In many classrooms, writing curriculum looks the same across grade levels. Teachers teach formula writing quite often. You provide graphic organizers and tell them to connect their ideas to the text, their life, or the world. We ask them to write about their favorite vacation, their hero, or what they did over the weekend. And every now and then you come across a student who is able to paint a picture with words. You can’t wait to see what he will write next, but you know he or she can do even more. You wonder why this student continues to produce good writing when you know they are capable of producing excellent writing. Maybe the problem isn't the student, but the audience. If the only person who reads their stuff is their teacher why bother? You read the final copy after some conferencing and editing, pass judgement with a score, and that is the end of that piece. This is writing happening in isolation without their ideas getting beyond the four walls of your classroom. In a connected world kids need to write for a greater purpose, passion and audience. Here are three ways to motivate your students to produce better writing.
Project Based Learning
Tapping into project based learning can provide some of the best writing you've seen so far. Project based learning establishes an end goal that taps into a student’s passion on an idea and provides the perfect opportunity for persuasive and narrative writing pieces. One of the key ideas in project based learning is being connected to the world and community. Read more about it here.
Are You a Writer?
Math teachers solve problems every day on their boards in order to guide students along and teach concepts. Teachers read aloud to model good intonation and storytelling. Science teachers demonstrate experiment before kids dig in. Why then are you not writing your own stories in front of your students? Teachers sometimes clam up at the thought of writing about a topic. However, it's crucial that you show your own passion for writing. One of the best places to do that is having your own blog. I challenge you to begin your own blog as well as writing in a journal in front of your students.
With blogging kids have a global audience especially if the teacher is a connected educator on Twitter, Facebook, or Google plus. All of a sudden, a good writer will begin to feel passionate about their writing, knowing that it has to be worthy of the web for publishing. I am actually writing this post at 4:00 am because I can't sleep thinking about it. It is nagging at me in a way that I had to pick up my iPad and get my ideas down. That is how authentic writing happens- when you feel passionate about a topic and it wakes you up in the middle of the night clawing at you until you give in.

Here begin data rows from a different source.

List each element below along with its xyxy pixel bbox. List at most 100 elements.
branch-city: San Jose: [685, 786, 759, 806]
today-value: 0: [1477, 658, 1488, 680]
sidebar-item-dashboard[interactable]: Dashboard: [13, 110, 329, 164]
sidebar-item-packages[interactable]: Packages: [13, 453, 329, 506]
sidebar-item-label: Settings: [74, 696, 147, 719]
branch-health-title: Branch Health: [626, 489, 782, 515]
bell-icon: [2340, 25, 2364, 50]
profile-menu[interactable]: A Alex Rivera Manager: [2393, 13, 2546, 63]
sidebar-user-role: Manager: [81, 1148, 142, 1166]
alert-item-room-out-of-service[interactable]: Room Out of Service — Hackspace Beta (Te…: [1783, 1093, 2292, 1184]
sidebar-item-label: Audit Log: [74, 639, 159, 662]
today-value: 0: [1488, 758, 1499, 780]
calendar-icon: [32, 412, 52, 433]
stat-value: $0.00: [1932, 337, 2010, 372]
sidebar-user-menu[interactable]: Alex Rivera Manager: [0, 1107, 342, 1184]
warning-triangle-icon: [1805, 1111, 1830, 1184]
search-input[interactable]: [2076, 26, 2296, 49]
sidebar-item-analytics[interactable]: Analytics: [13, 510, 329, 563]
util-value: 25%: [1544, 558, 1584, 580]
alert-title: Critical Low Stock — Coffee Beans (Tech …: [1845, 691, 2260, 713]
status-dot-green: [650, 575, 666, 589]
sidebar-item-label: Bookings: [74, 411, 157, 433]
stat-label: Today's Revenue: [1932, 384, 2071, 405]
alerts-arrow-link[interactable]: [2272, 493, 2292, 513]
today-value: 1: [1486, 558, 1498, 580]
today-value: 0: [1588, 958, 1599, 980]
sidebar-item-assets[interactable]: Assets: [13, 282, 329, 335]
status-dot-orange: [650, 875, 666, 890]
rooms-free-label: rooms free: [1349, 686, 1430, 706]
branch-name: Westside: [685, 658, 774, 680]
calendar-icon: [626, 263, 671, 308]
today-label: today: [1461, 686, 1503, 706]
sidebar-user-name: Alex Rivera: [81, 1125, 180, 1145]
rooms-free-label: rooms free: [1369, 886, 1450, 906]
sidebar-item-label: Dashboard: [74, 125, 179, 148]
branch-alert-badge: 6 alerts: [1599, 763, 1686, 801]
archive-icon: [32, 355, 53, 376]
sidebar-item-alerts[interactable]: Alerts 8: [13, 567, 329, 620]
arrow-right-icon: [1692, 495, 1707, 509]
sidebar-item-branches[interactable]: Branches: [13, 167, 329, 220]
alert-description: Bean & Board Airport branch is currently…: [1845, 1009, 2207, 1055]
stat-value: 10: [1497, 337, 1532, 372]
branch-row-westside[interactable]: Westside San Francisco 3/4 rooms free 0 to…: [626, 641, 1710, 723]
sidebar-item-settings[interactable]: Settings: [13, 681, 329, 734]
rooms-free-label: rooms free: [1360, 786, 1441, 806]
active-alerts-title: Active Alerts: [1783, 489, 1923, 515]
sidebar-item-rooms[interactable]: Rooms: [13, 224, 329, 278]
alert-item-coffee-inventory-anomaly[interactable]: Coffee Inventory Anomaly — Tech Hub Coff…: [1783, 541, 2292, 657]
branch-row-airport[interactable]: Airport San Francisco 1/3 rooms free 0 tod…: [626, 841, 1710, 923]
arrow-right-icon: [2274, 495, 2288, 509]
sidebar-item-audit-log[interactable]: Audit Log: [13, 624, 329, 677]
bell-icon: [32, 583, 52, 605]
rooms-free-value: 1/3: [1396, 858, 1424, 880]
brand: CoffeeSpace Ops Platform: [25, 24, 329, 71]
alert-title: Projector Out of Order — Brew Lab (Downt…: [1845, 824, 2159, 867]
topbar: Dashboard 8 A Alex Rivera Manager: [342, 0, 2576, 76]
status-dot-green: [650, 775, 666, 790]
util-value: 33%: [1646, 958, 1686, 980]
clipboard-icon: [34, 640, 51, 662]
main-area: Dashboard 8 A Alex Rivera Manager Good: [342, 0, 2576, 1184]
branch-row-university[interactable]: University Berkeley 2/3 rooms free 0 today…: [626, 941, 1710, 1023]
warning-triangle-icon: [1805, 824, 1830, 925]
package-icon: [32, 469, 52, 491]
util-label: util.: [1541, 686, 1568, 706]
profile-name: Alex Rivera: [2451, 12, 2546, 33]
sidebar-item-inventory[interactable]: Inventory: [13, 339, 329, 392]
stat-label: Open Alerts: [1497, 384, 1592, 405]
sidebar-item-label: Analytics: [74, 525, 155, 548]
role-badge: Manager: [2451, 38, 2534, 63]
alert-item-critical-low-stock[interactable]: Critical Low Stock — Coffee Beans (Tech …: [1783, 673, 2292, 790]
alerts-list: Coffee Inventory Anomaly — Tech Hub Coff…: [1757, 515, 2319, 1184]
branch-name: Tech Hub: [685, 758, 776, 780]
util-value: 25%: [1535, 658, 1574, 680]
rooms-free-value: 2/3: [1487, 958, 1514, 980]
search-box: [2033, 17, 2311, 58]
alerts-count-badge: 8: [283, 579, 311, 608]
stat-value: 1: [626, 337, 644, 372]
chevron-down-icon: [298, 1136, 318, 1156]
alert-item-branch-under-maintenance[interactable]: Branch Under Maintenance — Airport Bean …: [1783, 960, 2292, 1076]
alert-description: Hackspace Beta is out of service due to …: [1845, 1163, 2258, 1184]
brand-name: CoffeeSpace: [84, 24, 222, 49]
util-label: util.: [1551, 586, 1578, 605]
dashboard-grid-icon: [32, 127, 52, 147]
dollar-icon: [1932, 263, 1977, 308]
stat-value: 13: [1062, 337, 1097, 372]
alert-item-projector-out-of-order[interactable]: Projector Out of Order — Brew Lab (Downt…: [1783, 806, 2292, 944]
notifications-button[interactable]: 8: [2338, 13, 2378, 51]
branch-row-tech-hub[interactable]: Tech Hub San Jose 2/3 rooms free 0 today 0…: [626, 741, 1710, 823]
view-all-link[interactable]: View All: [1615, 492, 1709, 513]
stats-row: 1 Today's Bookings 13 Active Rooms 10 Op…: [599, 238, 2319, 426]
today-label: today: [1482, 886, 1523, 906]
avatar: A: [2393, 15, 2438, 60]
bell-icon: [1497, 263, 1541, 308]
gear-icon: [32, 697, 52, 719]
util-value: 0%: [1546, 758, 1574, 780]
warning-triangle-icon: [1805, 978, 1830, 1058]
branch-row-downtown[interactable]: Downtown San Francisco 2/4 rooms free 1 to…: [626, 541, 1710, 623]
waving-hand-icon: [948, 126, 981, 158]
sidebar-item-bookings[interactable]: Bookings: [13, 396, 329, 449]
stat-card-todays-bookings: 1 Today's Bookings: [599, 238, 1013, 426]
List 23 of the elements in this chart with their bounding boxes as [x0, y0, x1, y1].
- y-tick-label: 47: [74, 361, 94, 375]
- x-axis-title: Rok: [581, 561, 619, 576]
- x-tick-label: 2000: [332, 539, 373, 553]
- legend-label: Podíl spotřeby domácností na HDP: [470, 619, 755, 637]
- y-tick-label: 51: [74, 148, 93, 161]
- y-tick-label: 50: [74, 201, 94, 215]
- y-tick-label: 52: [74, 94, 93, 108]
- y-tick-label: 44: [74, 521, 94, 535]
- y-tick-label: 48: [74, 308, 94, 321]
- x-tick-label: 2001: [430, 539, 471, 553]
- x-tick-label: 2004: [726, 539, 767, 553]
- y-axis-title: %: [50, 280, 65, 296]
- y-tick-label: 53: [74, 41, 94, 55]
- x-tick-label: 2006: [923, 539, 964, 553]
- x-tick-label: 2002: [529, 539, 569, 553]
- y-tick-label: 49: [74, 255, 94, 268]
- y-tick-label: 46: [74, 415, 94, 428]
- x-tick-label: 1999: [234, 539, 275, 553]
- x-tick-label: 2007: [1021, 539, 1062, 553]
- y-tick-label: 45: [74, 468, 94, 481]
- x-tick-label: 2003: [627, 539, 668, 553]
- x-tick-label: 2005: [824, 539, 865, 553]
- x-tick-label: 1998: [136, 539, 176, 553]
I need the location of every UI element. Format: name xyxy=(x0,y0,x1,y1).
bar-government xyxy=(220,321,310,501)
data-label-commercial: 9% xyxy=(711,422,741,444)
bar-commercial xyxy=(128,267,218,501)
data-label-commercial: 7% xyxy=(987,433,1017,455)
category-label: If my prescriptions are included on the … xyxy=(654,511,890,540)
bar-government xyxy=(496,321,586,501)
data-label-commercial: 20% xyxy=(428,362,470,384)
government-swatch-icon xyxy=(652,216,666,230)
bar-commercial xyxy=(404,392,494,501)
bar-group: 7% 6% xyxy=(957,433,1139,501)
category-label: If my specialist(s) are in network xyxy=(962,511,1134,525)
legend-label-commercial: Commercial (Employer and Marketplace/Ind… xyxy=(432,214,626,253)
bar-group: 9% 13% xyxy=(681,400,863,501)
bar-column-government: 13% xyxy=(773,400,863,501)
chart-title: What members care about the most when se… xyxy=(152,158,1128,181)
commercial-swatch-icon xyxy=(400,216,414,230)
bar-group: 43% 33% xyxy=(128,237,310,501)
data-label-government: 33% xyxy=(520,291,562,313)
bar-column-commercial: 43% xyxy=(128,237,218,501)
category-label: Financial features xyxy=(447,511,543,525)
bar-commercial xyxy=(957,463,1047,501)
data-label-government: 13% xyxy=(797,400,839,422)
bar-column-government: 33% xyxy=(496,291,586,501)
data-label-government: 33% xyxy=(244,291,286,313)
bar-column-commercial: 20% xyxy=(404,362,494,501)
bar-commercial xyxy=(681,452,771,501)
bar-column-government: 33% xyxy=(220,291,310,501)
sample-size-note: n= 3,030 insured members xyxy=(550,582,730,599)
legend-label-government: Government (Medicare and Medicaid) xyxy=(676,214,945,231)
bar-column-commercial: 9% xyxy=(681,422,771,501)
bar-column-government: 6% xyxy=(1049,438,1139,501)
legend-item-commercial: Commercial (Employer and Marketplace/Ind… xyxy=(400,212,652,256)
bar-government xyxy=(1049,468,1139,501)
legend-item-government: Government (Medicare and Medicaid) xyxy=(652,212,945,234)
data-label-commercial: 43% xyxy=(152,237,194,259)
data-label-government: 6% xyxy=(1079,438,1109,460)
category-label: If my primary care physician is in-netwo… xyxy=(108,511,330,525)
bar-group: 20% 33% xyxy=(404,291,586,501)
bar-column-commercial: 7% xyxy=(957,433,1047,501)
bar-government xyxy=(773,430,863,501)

The formula writing that is commonplace in classrooms will help them pass AP exams and that is about it. Don't misunderstand me. There are techniques that can help students write better stories. The use of alliteration can enhance language, using metaphors is another powerful tool. Giving three examples to support an idea can be effective or inserting a powerful quote can help drive a message home. However, none of these tools are any good if the writer isn't invested in the published destination.
Our kids are reading blogs, watching YouTube videos and reading twitter feeds. They are natural consumers. What if we leveraged their writing to make them creators and contributors?
Real writing comes from passion and drive and knowing that a lot of people are going to read your writing. As I construct this piece I am thinking of all the people that I will tweet this post to, email the link to, or use at a conference. I only hope that you as a classroom teacher understand my message here. Use formula writing if you must, but also provide the opportunity for free writing on topics of interest to students, especially those who understand the power of language. Open up the world of blogging with a platform like kidblog.org. Then take it one step further and get yourself on Twitter so that you can mediate an even larger audience for students. Check out http://comments4kids.blogspot.com for some inspiring classroom blogs by students. You are wonderful and brilliant, but you alone are not enough to motivate students to reach further. Open up the world to them with technology and watch the writing go from good to great!